Vast forests also become susceptible to diseases, as the country saw with the widespread kauri dieback from late 2017 to early this year. Tending to these risks falls under the responsibility of the Ministry of Primary Industries (MPI) and specifically the Department of Conservation (DOC), which was allotted an extra $9.3 million in operational funding over the next four years to improve their biosecurity systems.
In addition to that tranche of funds, there will be a further $181.6 million in funding for the DOC to undertake projects specifically for conservation. This includes initiatives to protect our native bird species, which have been severely threatened by a plethora of introduced predators.
This budget allocation is part of NZ First’s long-standing policy of phasing out the use of 1080 pellets, which are chemical-laden pellets scattered across vast forests to eliminate predators such as stoats and possums. The added funding will hopefully allow DOC to use other methods to remove these pests rather than an equally harmful chemical.
To further aid the challenge of moving away from the use of 1080, NZ First has also long endeavoured for a drastic increase in national spending on research and development (R&D). At present, R&D spending is at 1.2% of the GDP but the party aims to push that higher to 2% of GDP.
Part of #Budget2018 was to allot an additional $1 billion in R&D spending over the next four years. This will enable us to find alternatives to 1080 use, to create new jobs with higher wages and to make New Zealand a world leader in technological innovation.
A lot of this new spending will come from added revenue streams, such as the government’s recently announced regional fuel tax that will help fund transport infrastructure in Auckland. However, it is also important to ensure that multinational corporations who ply their trade in the country contribute their fair share.
Cracking down on tax evaders was a vital part of this process, and an added $3 million in operational expenditure over the next four years was provided to study methods to improve tax compliance in several industries. The project aims to collect an additional $726.3 million in tax revenues after four years.
Despite NZ First supporters having the reputation of being largely geriatric, unbeknownst to many the party actually has implemented a policy that largely benefits children.
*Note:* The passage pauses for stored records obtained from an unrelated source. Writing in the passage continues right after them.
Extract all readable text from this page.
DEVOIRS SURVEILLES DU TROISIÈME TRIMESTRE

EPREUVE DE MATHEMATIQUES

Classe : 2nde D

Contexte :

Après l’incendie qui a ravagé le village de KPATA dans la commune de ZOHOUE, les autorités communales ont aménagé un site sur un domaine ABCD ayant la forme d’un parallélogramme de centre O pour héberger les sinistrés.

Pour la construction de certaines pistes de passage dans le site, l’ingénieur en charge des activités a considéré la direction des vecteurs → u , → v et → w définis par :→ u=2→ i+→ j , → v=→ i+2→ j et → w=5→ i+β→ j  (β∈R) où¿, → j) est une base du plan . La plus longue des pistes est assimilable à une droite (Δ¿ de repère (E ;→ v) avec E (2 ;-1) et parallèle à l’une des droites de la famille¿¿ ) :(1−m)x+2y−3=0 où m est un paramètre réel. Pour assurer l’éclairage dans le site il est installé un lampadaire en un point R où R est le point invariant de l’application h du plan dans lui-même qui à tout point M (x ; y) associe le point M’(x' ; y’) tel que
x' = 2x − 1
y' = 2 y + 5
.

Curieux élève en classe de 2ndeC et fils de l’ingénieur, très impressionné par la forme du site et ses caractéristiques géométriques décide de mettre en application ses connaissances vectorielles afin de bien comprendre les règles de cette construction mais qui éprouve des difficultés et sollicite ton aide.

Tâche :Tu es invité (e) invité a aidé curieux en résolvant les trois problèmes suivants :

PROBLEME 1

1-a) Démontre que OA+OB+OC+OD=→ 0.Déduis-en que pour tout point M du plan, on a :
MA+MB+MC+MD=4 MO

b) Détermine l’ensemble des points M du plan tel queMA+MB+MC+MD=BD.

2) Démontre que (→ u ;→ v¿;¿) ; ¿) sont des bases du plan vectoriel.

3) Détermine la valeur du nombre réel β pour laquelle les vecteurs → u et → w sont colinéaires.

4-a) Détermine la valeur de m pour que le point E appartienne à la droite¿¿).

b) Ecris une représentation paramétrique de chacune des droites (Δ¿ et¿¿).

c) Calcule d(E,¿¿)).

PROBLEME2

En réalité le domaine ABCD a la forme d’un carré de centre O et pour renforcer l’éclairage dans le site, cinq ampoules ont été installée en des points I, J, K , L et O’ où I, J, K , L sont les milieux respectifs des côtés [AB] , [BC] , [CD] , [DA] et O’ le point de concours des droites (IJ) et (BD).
In 1996, as part of their coalition agreement with the National government NZ First enacted free GP visits for ages 5 and under.
The most recent budget bolsters that further, as it will be extended to all those aged 14 years and under. This move is a sign that NZ First understands that investing in a healthy start in life for all New Zealanders would benefit the country in the long term.
An estimated 56,000 children will be better-off, and the funding also provides for free prescriptions for these young patients also.
The health of all New Zealanders is not the only thing that NZ First wants to secure, but their safety from criminal elements also. A pre-election promise made by the party was to provide funding to recruit 1,800 more police officers by 2020.
In #Budget2018, a whopping $298.8 million was provided as the “first step” to achieving those police increase. Of that planned recruitment number, 700 officers will be dedicate to combat organised crime while the rest will be “on the beat”.
These “budget wins” are on top of the other previously announced achievements such as the funding increase of $190 million for the Ministry of Foreign Affairs and Trade (MFAT) to provide more diplomats and open a new embassy in Sweden, the raising of the minimum wage to $16.50/hour with the intention of seeing it rise to $20/hour by 2020, the funding boost of $367.7 million in operational expenditure of the Defence and Veterans’ Affairs ministries and the added funding of $269.9 million for Oranga Tamariki to improve its services to distressed children.
So to answer succinctly to the question of what NZ First achieved in #Budget2018: it achieved a lot.